Submitted to: Annual Meeting of the Institute of Food Technologists
Publication Type: Abstract Only
Publication Acceptance Date: March 29, 2005
Publication Date: July 15, 2005
Citation: Eastridge, J.S., Liu, M., Vinyard, B.T., Solomon, M.B., Kandhari, P., Callahan, J.A. 2005. Effect of hydrodynamic pressure, blade tenderization or their combination on shear force and collagen solubility in top rounds from Brahman cattle [abstract]. Institute of Food Technologists Annual Meeting Book of Abstracts. Paper No. 89F-5. Available: http://ift.confex.com/ift/2005/boa.htm
Brahman beef is generally perceived to have lower tenderness and a greater amount of connective tissue than continental breeds. Tenderness of Brahman beef has been improved by use of hydrodynamic pressure processing (H), blade tenderization (B) and B followed by H (BH). The aim of this study was to examine the effects of H, B and BH on the connective tissue component of tenderness in Brahman top rounds. Frozen top rounds (n=12), selected for toughness (shear force range 6.8 - 9.8 kgf), were thawed before dividing in half and randomly assigning to treatments in a balanced incomplete block design.
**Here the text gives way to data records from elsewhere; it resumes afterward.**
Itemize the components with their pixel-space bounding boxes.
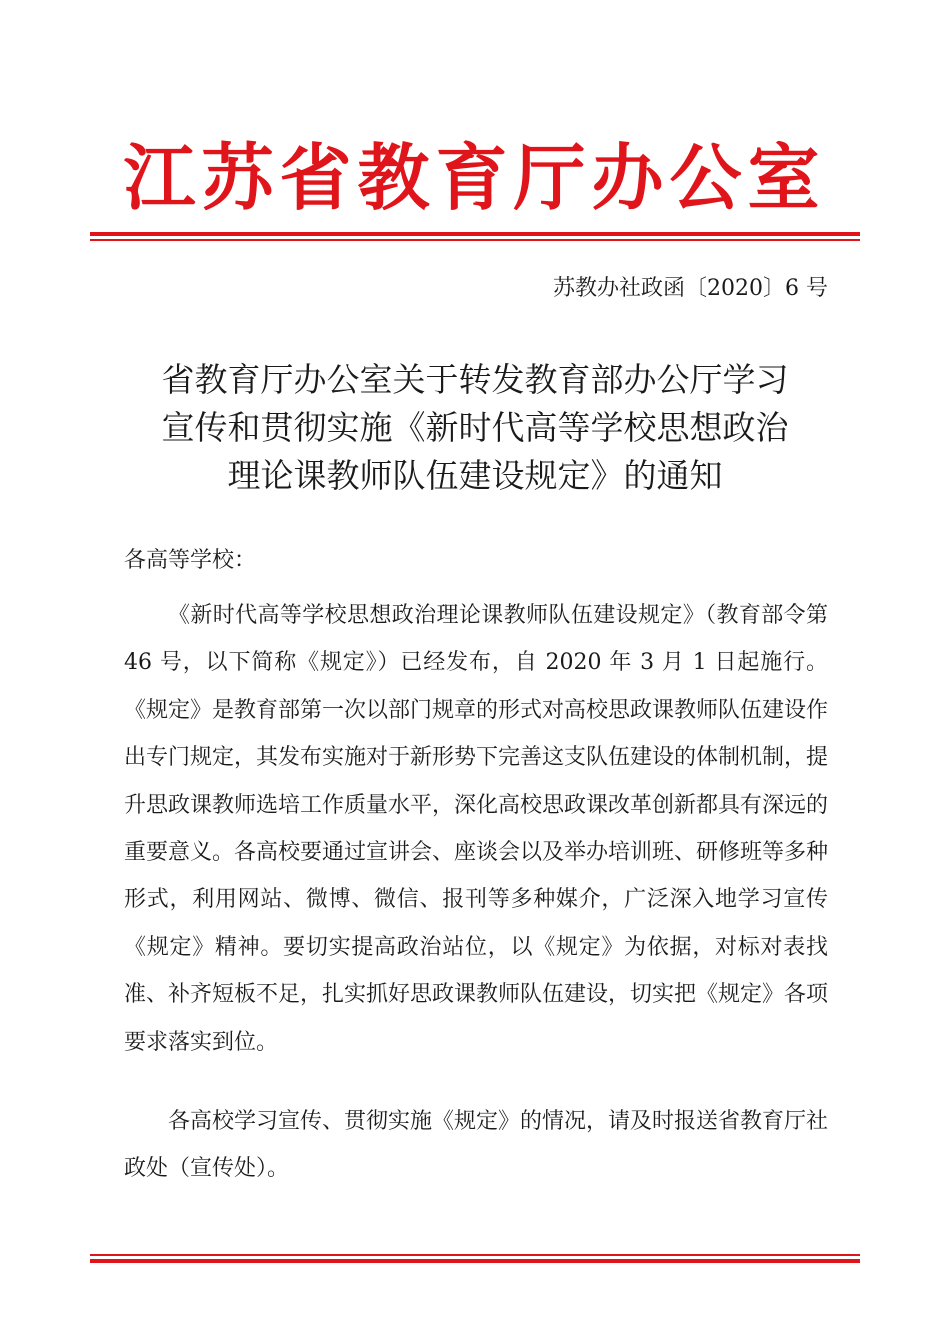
body-paragraph-1: 《新时代高等学校思想政治理论课教师队伍建设规定》（教育部令第 46 号，以下简称《规定》）已经发布，自 2020 年 3 月 1 日起施行。《规定》是教育部第一次以部门规章的形式对高校思政课教师队伍建设作出专门规定，其发布实施对于新形势下完善这支队伍建设的体制机制，提升思政课教师选培工作质量水平，深化高校思政课改革创新都具有深远的重要意义。各高校要通过宣讲会、座谈会以及举办培训班、研修班等多种形式，利用网站、微博、微信、报刊等多种媒介，广泛深入地学习宣传《规定》精神。要切实提高政治站位，以《规定》为依据，对标对表找准、补齐短板不足，扎实抓好思政课教师队伍建设，切实把《规定》各项要求落实到位。 <box>124 603 829 1055</box>
issuer-masthead: 江苏省教育厅办公室 <box>123 136 826 220</box>
document-title <box>100 356 850 500</box>
document-number: 苏教办社政函〔2020〕6 号 <box>553 276 828 301</box>
footer-divider <box>90 1254 860 1263</box>
salutation: 各高等学校： <box>124 548 257 573</box>
title-line-2: 宣传和贯彻实施《新时代高等学校思想政治 <box>161 408 789 447</box>
body-paragraph-2: 各高校学习宣传、贯彻实施《规定》的情况，请及时报送省教育厅社政处（宣传处）。 <box>124 1109 829 1182</box>
title-line-3: 理论课教师队伍建设规定》的通知 <box>227 456 723 495</box>
footer-thick-line <box>90 1259 860 1263</box>
title-line-1: 省教育厅办公室关于转发教育部办公厅学习 <box>161 360 789 399</box>
header-divider <box>90 232 860 241</box>
divider-thin-line <box>90 239 860 241</box>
Each treated sample had a paired control (C). B and BH samples were passed once through a blade tenderizer. Vacuum packaged H and BH samples were subjected to a binary explosive shock wave in a plastic container filled with water. Samples were obtained for shear force, collagen amount and solubility analyses. Data were analyzed for C vs treated effects and among B, H and BH treatments. All treatments significantly improved tenderness by an average of 22.8 percent compared to C (6.7 vs 8.7 kgf). Significant tenderness improvement was noted for B, H and BH (26, 23 and 20 percent) versus C. No differences (p>0.05) in total collagen (µg/g dry weight) were detected. The percent soluble collagen was not different (p>0.05) between treated and control for B (6.9 vs 6.5 percent); however, a significant increase was detected for H and BH (45 and 33 percent improvement) compared to their C. Amount and percent soluble collagen were correlated (coefficients of -0.5 with p<0.0008 and -0.4 at p<0.0006) to shear force. Improvements in tenderization were seen for all treatments of Brahman top rounds. Blade tenderization had no effect on the collagen solubility. Clearly hydrodynamic pressure processing affected connective tissue solubility, but how this relates to tenderness is yet to be determined.